Die Besteigung der Wildspitze 3768m ist eine der bekanntesten Hochtouren der Ostalpen. Mit 3768 Metern ist sie der höchste Berg Tirols und bietet eine eindrucksvolle Kombination aus Gletscherlandschaft, hochalpiner Atmosphäre und weitem Panorama.
Die klassische Route führt von Vent im hinteren Ötztal über die Breslauer Hütte zum Gipfel. Bereits der Zustieg zur Hütte ist landschaftlich beeindruckend: Der Weg zieht sich durch Almgelände und über steinige Hochgebirgspfade stetig bergauf. Für die rund 800 Höhenmeter bis zur Hütte benötigt man etwa 2½ bis 3 Stunden.

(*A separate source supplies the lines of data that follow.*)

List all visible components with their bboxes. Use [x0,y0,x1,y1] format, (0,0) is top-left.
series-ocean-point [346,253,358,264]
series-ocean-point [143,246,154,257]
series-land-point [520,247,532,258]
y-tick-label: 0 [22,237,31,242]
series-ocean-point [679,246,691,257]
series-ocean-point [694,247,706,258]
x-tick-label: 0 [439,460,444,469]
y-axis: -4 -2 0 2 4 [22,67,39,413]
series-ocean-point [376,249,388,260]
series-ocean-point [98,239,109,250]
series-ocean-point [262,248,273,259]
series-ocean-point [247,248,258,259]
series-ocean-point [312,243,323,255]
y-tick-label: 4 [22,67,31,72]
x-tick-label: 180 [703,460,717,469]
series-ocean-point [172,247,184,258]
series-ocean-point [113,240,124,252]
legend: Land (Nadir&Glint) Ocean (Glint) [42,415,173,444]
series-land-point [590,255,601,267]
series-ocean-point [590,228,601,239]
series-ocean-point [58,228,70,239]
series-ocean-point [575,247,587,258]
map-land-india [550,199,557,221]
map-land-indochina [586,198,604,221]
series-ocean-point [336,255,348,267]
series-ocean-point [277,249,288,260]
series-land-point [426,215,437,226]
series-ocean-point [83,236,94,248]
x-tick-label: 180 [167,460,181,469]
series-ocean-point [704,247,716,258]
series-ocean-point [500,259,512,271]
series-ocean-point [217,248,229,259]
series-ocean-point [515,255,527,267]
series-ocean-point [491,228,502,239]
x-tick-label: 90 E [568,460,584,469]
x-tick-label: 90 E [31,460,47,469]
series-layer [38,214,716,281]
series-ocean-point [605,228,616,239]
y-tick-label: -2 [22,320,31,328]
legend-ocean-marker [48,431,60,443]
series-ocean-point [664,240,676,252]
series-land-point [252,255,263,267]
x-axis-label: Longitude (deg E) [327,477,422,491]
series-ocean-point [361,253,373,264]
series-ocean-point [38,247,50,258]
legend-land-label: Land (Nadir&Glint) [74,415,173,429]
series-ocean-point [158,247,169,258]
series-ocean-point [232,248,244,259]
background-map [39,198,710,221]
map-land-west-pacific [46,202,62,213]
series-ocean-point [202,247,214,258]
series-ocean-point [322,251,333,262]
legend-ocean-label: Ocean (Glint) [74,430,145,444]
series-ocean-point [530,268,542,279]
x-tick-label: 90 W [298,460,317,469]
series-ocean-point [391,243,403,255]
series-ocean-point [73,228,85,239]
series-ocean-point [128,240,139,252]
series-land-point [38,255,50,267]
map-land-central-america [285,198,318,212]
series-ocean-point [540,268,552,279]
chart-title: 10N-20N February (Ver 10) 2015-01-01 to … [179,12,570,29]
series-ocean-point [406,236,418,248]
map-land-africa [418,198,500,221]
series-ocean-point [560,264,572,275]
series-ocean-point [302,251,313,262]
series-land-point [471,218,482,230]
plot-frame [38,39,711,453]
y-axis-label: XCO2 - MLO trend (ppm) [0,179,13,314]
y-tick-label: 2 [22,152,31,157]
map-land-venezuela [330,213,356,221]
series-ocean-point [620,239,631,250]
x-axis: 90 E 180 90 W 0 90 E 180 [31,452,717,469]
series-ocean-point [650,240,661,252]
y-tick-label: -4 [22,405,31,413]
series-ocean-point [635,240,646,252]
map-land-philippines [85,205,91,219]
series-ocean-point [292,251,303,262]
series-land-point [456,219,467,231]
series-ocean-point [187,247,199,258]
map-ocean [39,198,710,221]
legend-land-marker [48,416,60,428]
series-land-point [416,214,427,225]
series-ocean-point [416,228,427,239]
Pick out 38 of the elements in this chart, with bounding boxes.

Die meisten Bergsteiger übernachten dort und starten noch vor Sonnenaufgang zum Gipfel. Hinter der Hütte steigt man zunächst über Moränen und Geröll zum Gletscher auf. Danach beginnt die eigentliche Hochtour über den Taschachferner beziehungsweise Mitterkarferner, abhängig von den aktuellen Verhältnissen und der gewählten Route.
Auf dem Gletscher sind Steigeisen, Seil und oft auch Pickel erforderlich. Besonders im Sommer können Gletscherspalten offen sein. Der Anstieg erfolgt zunächst gleichmäßig über weite Firnflächen. Mit zunehmender Höhe wird das Gelände steiler, ehe man den Gipfelgrat erreicht.
Der letzte Abschnitt zum Gipfel ist der eindrucksvollste Teil der Tour: Ein ausgesetzter Firn- und Schneerücken führt hinauf zum schneebedeckten Gipfel der Wildspitze. Bei guten Bedingungen ist dieser Grat technisch nicht extrem schwierig, verlangt aber Trittsicherheit, Schwindelfreiheit und sicheres Gehen mit Steigeisen.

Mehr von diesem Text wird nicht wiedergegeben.